Violence against women: national moment of silence and prayer on Sunday
The moment of silence and prayer, said Nkoane-Mashaba, was to 'encourage all men to speak out against gender-based violence'.
In mourning women who have been killed due to gender-based violence, the Department of Women, Youth and Persons with Disabilities has asked South Africans to observe a national moment of silence and prayer on Sunday.
Minister Maite Nkoana-Mashabane held an urgent press briefing on Tuesday together with Justice Minister Ronald Lamola.
The moment of silence and prayer, said Nkoane-Mashaba, was to “encourage all men to speak out against gender-based violence”.
The country has been coming to grips with the spate of recent murders, including South African boxing champion Leighandre Jegels who was shot and killed by her police officer boyfriend last week, and Uyinene Mrwetyana who was allegedly attacked, raped and murdered by a Post Office employee in Cape Town.
Fourteen-year-old Janika Mallo’s body was also found in a backyard in Heinz Park in the Western Cape.

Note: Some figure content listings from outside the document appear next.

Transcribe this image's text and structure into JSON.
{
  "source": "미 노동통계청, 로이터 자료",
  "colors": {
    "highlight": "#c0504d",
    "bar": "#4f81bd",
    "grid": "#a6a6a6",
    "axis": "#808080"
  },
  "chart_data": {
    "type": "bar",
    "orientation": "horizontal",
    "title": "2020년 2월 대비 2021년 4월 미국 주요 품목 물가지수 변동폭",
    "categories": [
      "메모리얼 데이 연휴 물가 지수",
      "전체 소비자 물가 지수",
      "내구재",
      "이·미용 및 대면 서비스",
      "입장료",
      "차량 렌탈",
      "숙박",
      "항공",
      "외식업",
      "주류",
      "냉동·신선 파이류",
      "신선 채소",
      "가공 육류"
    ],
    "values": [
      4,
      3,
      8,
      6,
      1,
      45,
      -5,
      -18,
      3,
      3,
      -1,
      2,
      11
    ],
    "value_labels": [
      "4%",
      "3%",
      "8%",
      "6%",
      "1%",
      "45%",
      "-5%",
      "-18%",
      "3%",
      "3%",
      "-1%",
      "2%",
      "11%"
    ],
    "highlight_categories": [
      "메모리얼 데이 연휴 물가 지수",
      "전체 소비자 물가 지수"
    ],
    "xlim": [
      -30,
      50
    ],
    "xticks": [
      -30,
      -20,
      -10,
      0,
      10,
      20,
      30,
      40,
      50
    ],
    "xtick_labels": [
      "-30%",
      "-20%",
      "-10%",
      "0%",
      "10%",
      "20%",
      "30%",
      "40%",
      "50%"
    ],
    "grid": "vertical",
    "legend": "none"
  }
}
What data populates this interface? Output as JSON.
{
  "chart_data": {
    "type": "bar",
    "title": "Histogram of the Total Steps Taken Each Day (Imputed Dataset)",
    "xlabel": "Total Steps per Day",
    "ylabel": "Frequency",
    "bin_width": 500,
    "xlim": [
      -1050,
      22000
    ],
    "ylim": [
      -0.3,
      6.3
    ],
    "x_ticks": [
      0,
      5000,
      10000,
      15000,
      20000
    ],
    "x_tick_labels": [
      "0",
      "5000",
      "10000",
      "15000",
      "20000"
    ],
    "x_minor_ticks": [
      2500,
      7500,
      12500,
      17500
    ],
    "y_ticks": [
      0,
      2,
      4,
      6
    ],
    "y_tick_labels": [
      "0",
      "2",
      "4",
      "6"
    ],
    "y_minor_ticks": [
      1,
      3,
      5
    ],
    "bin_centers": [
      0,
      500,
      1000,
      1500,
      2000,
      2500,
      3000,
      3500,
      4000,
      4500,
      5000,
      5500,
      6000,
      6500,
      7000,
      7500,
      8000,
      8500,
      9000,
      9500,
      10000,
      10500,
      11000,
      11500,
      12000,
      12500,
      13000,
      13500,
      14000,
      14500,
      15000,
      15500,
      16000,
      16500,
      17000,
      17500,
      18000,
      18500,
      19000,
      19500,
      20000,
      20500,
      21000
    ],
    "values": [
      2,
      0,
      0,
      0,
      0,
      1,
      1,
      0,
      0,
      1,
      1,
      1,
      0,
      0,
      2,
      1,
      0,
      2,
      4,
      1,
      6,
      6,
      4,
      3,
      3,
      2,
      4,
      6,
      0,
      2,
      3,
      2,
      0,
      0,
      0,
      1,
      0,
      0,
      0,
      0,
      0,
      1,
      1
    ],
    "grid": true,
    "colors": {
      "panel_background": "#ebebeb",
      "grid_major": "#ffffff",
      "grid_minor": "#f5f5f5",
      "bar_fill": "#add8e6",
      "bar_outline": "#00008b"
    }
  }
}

Nkoane-Mashabane said, from the government’s side, there was a commitment from the police to establish a “victim-friendly facility” to “ensure that victims were in a comfortable and secluded environment when reporting a crime”.
Lamola, from a justice point of view, added in the period 2018 and 2019, 4,716 sexual offence convictions were recorded (74.4%) – a number he believed needed to be improved on.
He added, currently, there were 92 sexual offences courts across the country, and an additional 11 “will be built by the end of 2019”.
When asked whether his department was looking into amending the Criminal Procedure Act (CPA) by way of a referendum to get harsher sentences for sexual offenders, Lamola said it would be “open to looking at amendments to existing legislature”.